American Loyalist military officer (1753–1798)

Captain Abraham de Peyster (18 February 1753 – 19 February 1798) was an American-born military officer who was a Loyalist during the American Revolutionary War. He is best known for leading a Loyalist force during the Battle of Kings Mountain and for helping to settle United Empire Loyalist refugees in New Brunswick.

==Biography==
===American Revolution===

Born in 1753 into an upper-class Dutch-American family long settled in New York City, Abraham was the great-grandson and namesake of former city mayor Abraham de Peyster. Upon the outbreak of war in 1775–1776 between Patriots who rebelled against the colonial administration
and Loyalists who continued to support British government, de Peyster chose the Monarchist side. He served in the King's American Regiment, a regiment of Loyalists who were ordered to serve in the interior of the American colonies to re-awaken loyal sentiment and hearten those opposed to the rebels, and was commissioned in December 1776 as a captain.

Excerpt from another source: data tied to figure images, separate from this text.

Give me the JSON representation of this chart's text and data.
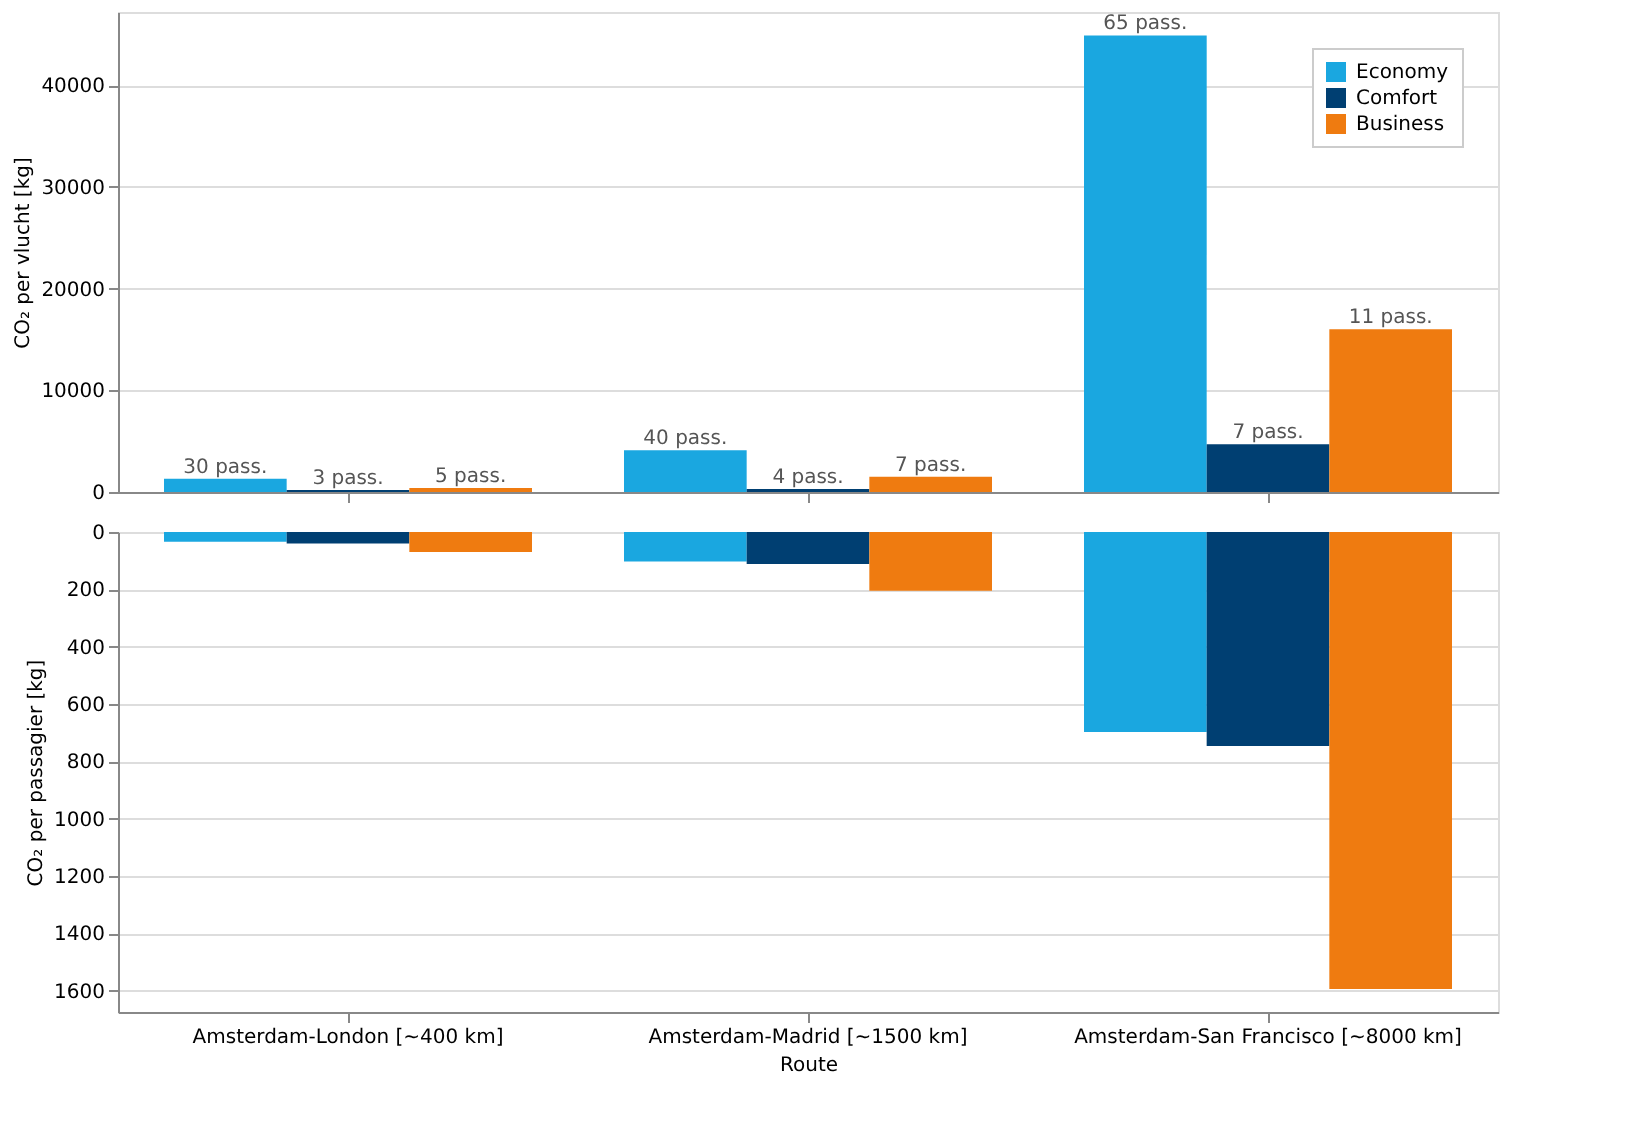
{
  "chart_data": [
    {
      "type": "bar",
      "ylabel": "CO₂ per vlucht [kg]",
      "categories": [
        null,
        null,
        null
      ],
      "series": [
        {
          "name": "Economy",
          "color": "#1aa7e0",
          "values": [
            1300,
            4100,
            44900
          ]
        },
        {
          "name": "Comfort",
          "color": "#003f72",
          "values": [
            200,
            300,
            4700
          ]
        },
        {
          "name": "Business",
          "color": "#ef7b10",
          "values": [
            400,
            1500,
            16000
          ]
        }
      ],
      "annotations": [
        "30 pass.",
        "3 pass.",
        "5 pass.",
        "40 pass.",
        "4 pass.",
        "7 pass.",
        "65 pass.",
        "7 pass.",
        "11 pass."
      ],
      "ylim": [
        0,
        47200
      ],
      "yticks": [
        0,
        10000,
        20000,
        30000,
        40000
      ],
      "grid": "y",
      "legend": "top right",
      "tick_labels": "y"
    },
    {
      "type": "bar",
      "xlabel": "Route",
      "ylabel": "CO₂ per passagier [kg]",
      "categories": [
        "Amsterdam-London [~400 km]",
        "Amsterdam-Madrid [~1500 km]",
        "Amsterdam-San Francisco [~8000 km]"
      ],
      "series": [
        {
          "color": "#1aa7e0",
          "values": [
            34,
            103,
            698
          ]
        },
        {
          "color": "#003f72",
          "values": [
            40,
            112,
            747
          ]
        },
        {
          "color": "#ef7b10",
          "values": [
            70,
            205,
            1595
          ]
        }
      ],
      "ylim": [
        1675,
        0
      ],
      "yticks": [
        0,
        200,
        400,
        600,
        800,
        1000,
        1200,
        1400,
        1600
      ],
      "grid": "y"
    }
  ]
}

This became dangerous duty in the rebel colony of South Carolina, where de Peyster served under and tried to assist his regimental commander, Major Patrick Ferguson. Major Ferguson had led the regiment into the Upcountry of South Carolina, where he and his men were badly outnumbered, and into the decisive Battle of Kings Mountain on October 7, 1780. After the hemmed-in Loyalist regiments tried to entrench themselves on a low mountaintop near Kings Pinnacle, 1,100 Patriot militiamen known as the Overmountain Men surrounded the Loyalists and opened fire. The Loyalists were besieged and, after the combat death of Major Ferguson, Captain de Peyster became the regiment's de facto commander. His strategic position was hopeless and he chose to offer a white flag of surrender. Although the battle was over, many of Patriot militiamen continued to shoot down their defeated enemies, allegedly in retaliation for the recent Loyalist massacre of surrendered Patriots following the Battle of Waxhaws. Until the Patriot officers finally reestablished control over their men, de Peyster was forced to watch as his men were massacred. By the end, there were 1,018 Loyalist casualties and only 698 living prisoners, including de Peyster.

===New Brunswick===
Following the decisive defeat of the British and Loyalist forces at the Battle of Yorktown in 1781, de Peyster was allowed to return to the royal garrison in his home city of New York. There, on 2 August 1783, he married Catharine Augusta Livingston. He and Catharine evacuated New York in November 1783, bound for British North America. In 1785, the couple began a new life in the recently organized Colony of New Brunswick.

In consideration of his services to the Crown, de Peyster was granted lands and appointed to a variety of official posts. In 1792, he was appointed by royal Lieutenant Governor Thomas Carleton to be Treasurer of the new colony. While serving in office as Treasurer, however, de Peyster died in Saint John in February 1798. Although honored by his superiors and his neighbors, colonial records indicate that de Peyster died intestate and insolvent.